Der Bundesgerichtshof hat in einer aktuellen Entscheidung ausgeführt, wann sich ein Unternehmer auf die Gesetzlichkeitsfiktion der Musterwiderrufsbelehrung berufen kann. Auf einen „Musterschutz“ kann sich der Unternehmer bei Fernabsatzverträgen nur dann berufen, wenn er das Muster in Anlage 1 zu Art. 246 a § 1 Abs. 2 Satz 2 EGBGB unverändert verwendet und richtig ausfüllt.
Unternehmer haben zwei Möglichkeiten, ihre für den Beginn der Widerrufsfrist gemäß § 356 Abs. 3 Satz 1 BGB maßgebliche Informationspflicht gemäß Art. 246 a § 1 Abs. 2 Satz 1 Nr. 1 EGBGB zu erfüllen.
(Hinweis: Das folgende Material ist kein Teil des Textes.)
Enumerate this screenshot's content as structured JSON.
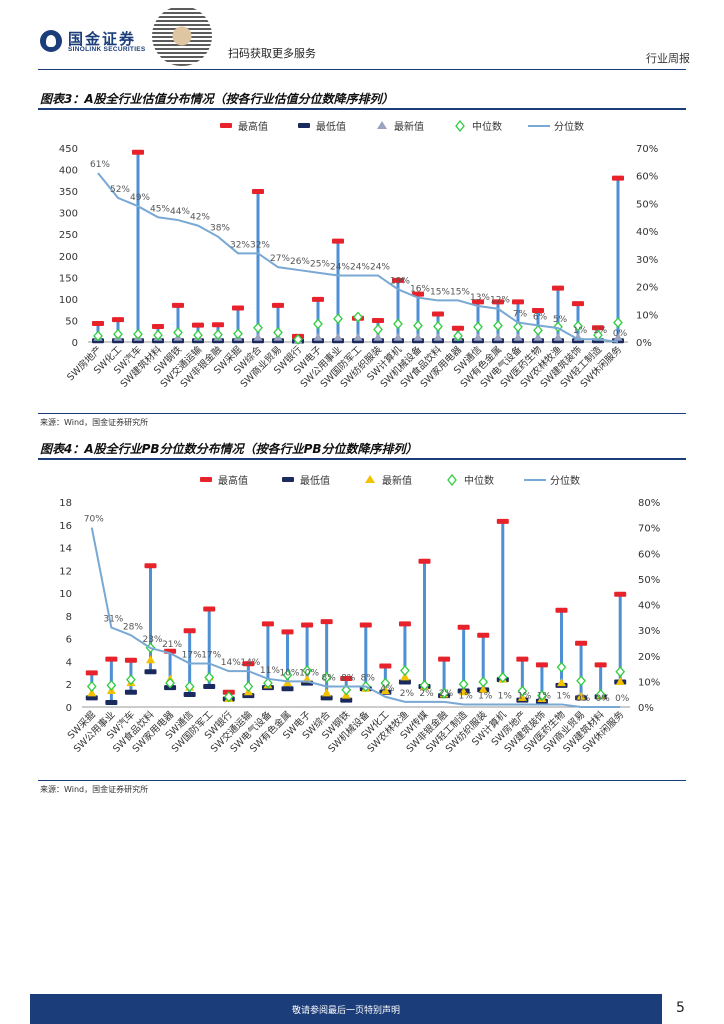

Entweder sie verwenden die Musterwiderrufbelehrung, die in Anlage 1 zu Art. 246 a § 1 Abs. 2 Satz 2 EGBGB vorgesehen ist. Dann kommt ihm die sogenannte „Gesetzlichkeitsfiktion“ bzw. der „Musterschutz“ dieser Bestimmung zugute. Mögliche Fehler des Gesetzgebers bei der Fassung der Musterbelehrung gehen dann zu Lasten des Verbrauchers.
Die Schutzwirkung der Gesetzlichkeitsfiktion gemäß Art. 246 a § 1 Abs. 2 Satz 2 EGBGB kommt aber nur dem Unternehmer zugute, der die Muster-Widerrufsbelehrung nach Anlage 1 unverändert verwendet und richtig ausfüllt.
Daneben kann der Unternehmer seine Informationspflicht auch durch eine „eigene“ Belehrung erfüllen, die von der Musterbelehrung abweicht, aber inhaltlich den in § 356 Abs. 3 Satz 1 BGB, Art. 246 a § 1 Abs. 2 Satz 1 Nr. 1 EGBGB geregelten Anforderungen genügt. Verwendet der Unternehmer eine „eigene“ Belehrung, so trägt er selbst das Risiko, dass seine Informationen den allgemeinen Anforderungen an eine korrekte Belehrung genügen.
In dem zur Entscheidung stehenden Fall hatte ein Unternehmer die Musterwiderrufsbelehrung abgeändert. Diese wies einen vom Muster nicht vorgegebenen Text auf und enthielt nicht den im Muster vorgesehenen Hinweis, dass die im Falle eines Widerrufs vorzunehmende Rückzahlung aller vom Kunden erhaltenen Zahlungen auch die dort näher bestimmten Lieferkosten umfasst.
Der Bundesgerichtshof kam zu dem Ergebnis, dass sich der Unternehmer nicht auf die Schutzwirkung der Musterbelehrung berufen kann – mit der Konsequenz, dass das Widerrufsrecht auf Grund der fehlerhaften Belehrung spätestens 12 Monate und 14 Tage nach dem in § 355 Abs. 2 Satz 2 BGB genannten Zeitpunkt des Vertragsschlusses (§ 356 Abs. 3 Satz 2 BGB) erlischt.